Desde la década de los 50 la economía se ha sustentado en el sector de la minería del carbón y la producción eléctrica a través de la Central Térmica Teruel de ENDESA. En las últimas décadas y debido a la reconversión iniciada preveyendo el fin del sector minero-energético, se han ido instalando algunas empresas del sector del cartón y agroalimentario, a todas luces insuficientes para la recolocación de los trabajadores dependientes del sector energético.

El anuncio de cierre de la CT Teruel en junio 2020 ha disparado todas las alarmas estando actualmente en una situación de  futuro incierto, siendo necesaria una etapa de transición ecológica justa en la que se vaya generando la tan deseada diversificación y reindustrialización de la zona.

Tras la finalización de la actividad minera se procedió a la restauración medioambiental  de los terrenos y dadas las condiciones climáticas y la aridez del entorno, este proceso fue muy complejo.  Fue necesario dar forma a los vasos receptores removiendo y preparando las tierras para conseguir una superficie más regular, se impermeabilizaron suelos y se construyeron  infraestructuras para el aporte y recogida de aguas.

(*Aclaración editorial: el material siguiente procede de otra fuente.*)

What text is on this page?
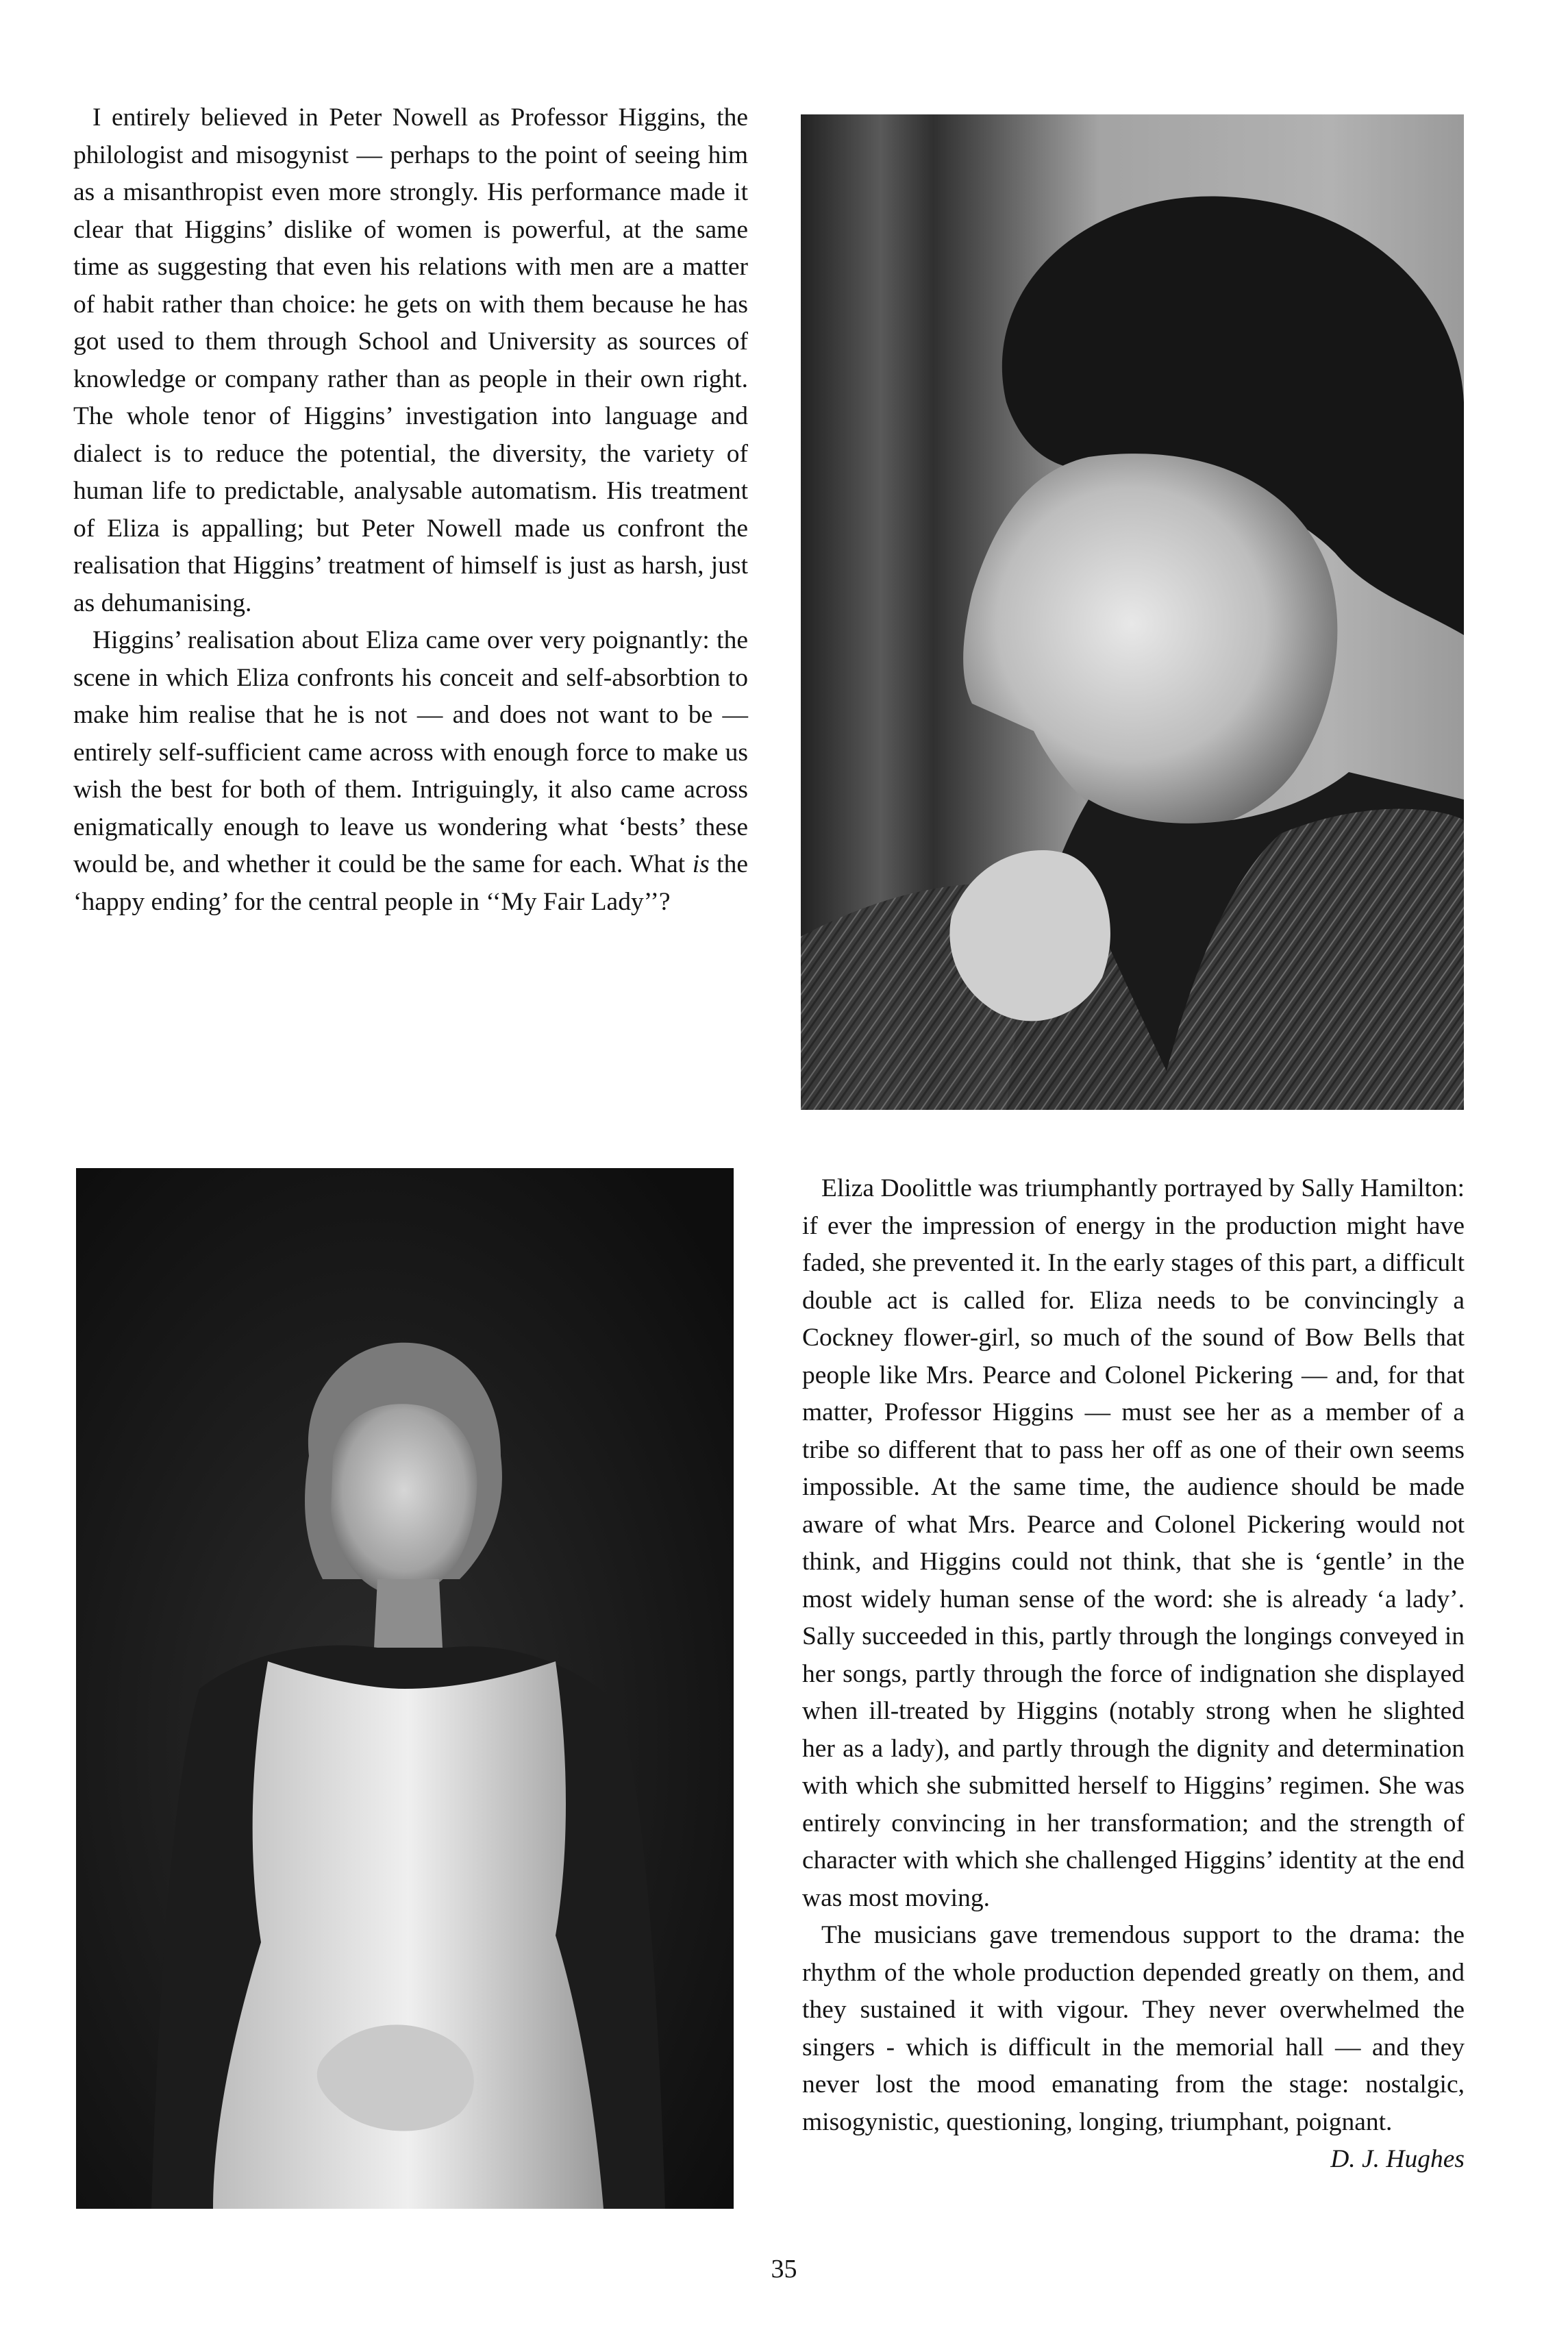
I entirely believed in Peter Nowell as Professor Higgins, the philologist and misogynist — perhaps to the point of seeing him as a misanthropist even more strongly. His performance made it clear that Higgins’ dislike of women is powerful, at the same time as suggesting that even his relations with men are a matter of habit rather than choice: he gets on with them because he has got used to them through School and University as sources of knowledge or company rather than as people in their own right. The whole tenor of Higgins’ investigation into language and dialect is to reduce the potential, the diversity, the variety of human life to predictable, analysable automatism. His treatment of Eliza is appalling; but Peter Nowell made us confront the realisation that Higgins’ treatment of himself is just as harsh, just as dehumanising.

Higgins’ realisation about Eliza came over very poignantly: the scene in which Eliza confronts his conceit and self-absorbtion to make him realise that he is not — and does not want to be — entirely self-sufficient came across with enough force to make us wish the best for both of them. Intriguingly, it also came across enigmatically enough to leave us wondering what ‘bests’ these would be, and whether it could be the same for each. What is the ‘happy ending’ for the central people in ‘‘My Fair Lady’’?

Eliza Doolittle was triumphantly portrayed by Sally Hamilton: if ever the impression of energy in the production might have faded, she prevented it. In the early stages of this part, a difficult double act is called for. Eliza needs to be convincingly a Cockney flower-girl, so much of the sound of Bow Bells that people like Mrs. Pearce and Colonel Pickering — and, for that matter, Professor Higgins — must see her as a member of a tribe so different that to pass her off as one of their own seems impossible. At the same time, the audience should be made aware of what Mrs. Pearce and Colonel Pickering would not think, and Higgins could not think, that she is ‘gentle’ in the most widely human sense of the word: she is already ‘a lady’. Sally succeeded in this, partly through the longings conveyed in her songs, partly through the force of indignation she displayed when ill-treated by Higgins (notably strong when he slighted her as a lady), and partly through the dignity and determination with which she submitted herself to Higgins’ regimen. She was entirely convincing in her transformation; and the strength of character with which she challenged Higgins’ identity at the end was most moving.

The musicians gave tremendous support to the drama: the rhythm of the whole production depended greatly on them, and they sustained it with vigour. They never overwhelmed the singers - which is difficult in the memorial hall — and they never lost the mood emanating from the stage: nostalgic, misogynistic, questioning, longing, triumphant, poignant.

D. J. Hughes

35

Una vez preparado el terreno se procedió a la revegetación y reforestación. En las plataformas se cultivaron,  en la primera fase, cereales para estabilizar el suelo y posteriormente, en una segunda fase, se plantaron árboles frutales, olivos y viñedos. En los taludes de escombreras se implantaron masas forestales con especies autóctonas.

En algunas superficies se crearon humedales en los que se desarrolló la flora característica y con ello fue posible el asentamiento de aves acuáticas migratorias.